Rick Allen, the former mayor of Madras who hired Private Tucker, known as Tommy, as a teenager to work for him at his gas station and convenience store, said there was nothing that Private Tucker liked more than his dirt bikes and his tools. He also played the piano and loved music, his family said. "He was a determined kid," Mr. Allen said. "A tough kid."

Private Tucker's family lives on a stretch of highway just off the town center. On Tuesday, friends and family members sat in front of the house as police officials warned off reporters and onlookers.

Just before enlisting, Private Tucker, who made friends easily, worked in construction, but with his life a little out of focus, he decided to enlist in the Army, joining up last July. He was stationed at Fort Campbell and became a member of the 101st Airborne Division, where he met Private Menchaca.

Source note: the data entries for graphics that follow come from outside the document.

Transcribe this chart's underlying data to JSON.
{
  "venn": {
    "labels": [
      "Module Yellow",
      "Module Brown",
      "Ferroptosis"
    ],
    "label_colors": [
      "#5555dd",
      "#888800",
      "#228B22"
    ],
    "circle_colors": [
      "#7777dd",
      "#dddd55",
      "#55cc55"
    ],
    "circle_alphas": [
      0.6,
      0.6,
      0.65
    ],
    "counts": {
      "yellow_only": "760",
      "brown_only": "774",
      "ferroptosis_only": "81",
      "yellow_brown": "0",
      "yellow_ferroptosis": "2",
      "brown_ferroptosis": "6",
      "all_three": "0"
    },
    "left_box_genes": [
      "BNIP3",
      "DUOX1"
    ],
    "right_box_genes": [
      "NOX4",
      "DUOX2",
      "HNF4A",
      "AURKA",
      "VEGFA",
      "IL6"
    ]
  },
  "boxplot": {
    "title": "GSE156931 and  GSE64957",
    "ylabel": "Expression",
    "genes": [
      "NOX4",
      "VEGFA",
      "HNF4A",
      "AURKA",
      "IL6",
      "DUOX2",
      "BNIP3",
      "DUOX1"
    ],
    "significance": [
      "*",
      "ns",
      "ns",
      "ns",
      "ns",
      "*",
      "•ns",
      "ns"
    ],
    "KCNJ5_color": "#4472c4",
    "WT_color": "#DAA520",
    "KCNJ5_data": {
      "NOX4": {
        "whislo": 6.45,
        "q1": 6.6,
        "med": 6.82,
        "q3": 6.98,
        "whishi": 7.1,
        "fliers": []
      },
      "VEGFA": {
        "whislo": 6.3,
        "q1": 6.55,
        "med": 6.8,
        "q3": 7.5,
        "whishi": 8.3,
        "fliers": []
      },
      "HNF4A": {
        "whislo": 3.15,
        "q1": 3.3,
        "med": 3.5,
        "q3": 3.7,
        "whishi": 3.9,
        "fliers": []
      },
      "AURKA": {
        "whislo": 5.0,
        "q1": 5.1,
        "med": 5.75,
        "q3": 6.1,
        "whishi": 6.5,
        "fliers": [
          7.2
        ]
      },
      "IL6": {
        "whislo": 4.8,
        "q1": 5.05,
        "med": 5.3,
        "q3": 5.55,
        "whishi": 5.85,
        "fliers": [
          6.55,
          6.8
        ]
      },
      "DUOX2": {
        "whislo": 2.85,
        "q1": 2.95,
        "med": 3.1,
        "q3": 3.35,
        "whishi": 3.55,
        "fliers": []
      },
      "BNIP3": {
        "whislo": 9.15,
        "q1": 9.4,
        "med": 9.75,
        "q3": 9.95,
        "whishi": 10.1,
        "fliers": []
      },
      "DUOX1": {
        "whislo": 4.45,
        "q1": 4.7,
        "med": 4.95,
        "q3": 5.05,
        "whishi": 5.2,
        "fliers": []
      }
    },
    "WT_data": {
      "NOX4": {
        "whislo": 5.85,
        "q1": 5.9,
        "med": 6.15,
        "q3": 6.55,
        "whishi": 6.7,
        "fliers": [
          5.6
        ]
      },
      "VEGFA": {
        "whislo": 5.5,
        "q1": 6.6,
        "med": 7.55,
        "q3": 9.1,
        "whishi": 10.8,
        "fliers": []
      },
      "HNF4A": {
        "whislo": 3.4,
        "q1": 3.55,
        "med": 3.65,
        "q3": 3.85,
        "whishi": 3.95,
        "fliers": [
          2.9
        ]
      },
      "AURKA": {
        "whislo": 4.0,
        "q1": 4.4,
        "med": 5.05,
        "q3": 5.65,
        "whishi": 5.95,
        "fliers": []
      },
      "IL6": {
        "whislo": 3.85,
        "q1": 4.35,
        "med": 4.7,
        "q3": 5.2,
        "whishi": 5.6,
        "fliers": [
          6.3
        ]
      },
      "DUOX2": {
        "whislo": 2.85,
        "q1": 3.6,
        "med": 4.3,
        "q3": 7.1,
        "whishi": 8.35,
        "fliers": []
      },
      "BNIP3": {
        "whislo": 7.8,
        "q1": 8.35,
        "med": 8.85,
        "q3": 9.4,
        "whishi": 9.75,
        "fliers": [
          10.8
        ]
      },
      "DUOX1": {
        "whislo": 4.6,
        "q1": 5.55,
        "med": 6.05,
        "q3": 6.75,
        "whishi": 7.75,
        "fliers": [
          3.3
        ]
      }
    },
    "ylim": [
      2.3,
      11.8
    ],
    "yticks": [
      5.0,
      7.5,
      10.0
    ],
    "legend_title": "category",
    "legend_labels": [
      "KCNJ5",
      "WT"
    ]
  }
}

During his whirlwind visit to Texas, Private Menchaca was matter-of-fact about the difficulties of his mission in Iraq. He talked about how he slept in vacant buildings, without plumbing or electricity, how he and the other soldiers shared batteries to run their electrical equipment. "He was not complaining," said Sylvia Grice, 37, a cousin. "He was not whining. He was just telling it like it is."

Private Menchaca made it a point to carve out time for his extended family on both sides of the border, spending time with his mother, his brother, his cousins, aunts and uncles in Houston, Matamoros and Brownsville. He also spent time with his wife, Christina, 18, whom he married without telling his family last September, one month before shipping out.

A high school dropout who later earned his graduate equivalency diploma, Private Menchaca had been unhappy working in Houston at a gas station. He decided to join the Army, hoping it would lead to a job as an immigration agent, and told his family Christmas Day, 2004 that he planned to enlist; they tried to talk him out of it. Private Menchaca's brother had served in the Army and had not enjoyed it, Mrs. Vásquez said.

But Private Menchaca insisted, and the family came around. He scored so high on his entrance test that he was given the option to bypass the infantry, said his cousin, Gabriela García. He chose not to do that. Instead, he signed up in March 2005 and wound up in the 101st Airborne.

Ms. García said her cousin reveled in the "challenge, the training, the camaraderie, the structure."

"We think of Kristian as a hero," said Ms. Grice. "You know, he didn't have to do this. He believed in what he was doing."

Maureen Ballaza contributed reporting from Houston for this article, and Jesse McKinley from Madras, Ore.

Correction: June 22, 2006

An article yesterday about the families of two American soldiers believed to have been killed after an ambush in Iraq misspelled the surname of the person who contributed reporting from Houston. She is Maureen Balleza, not Ballaza.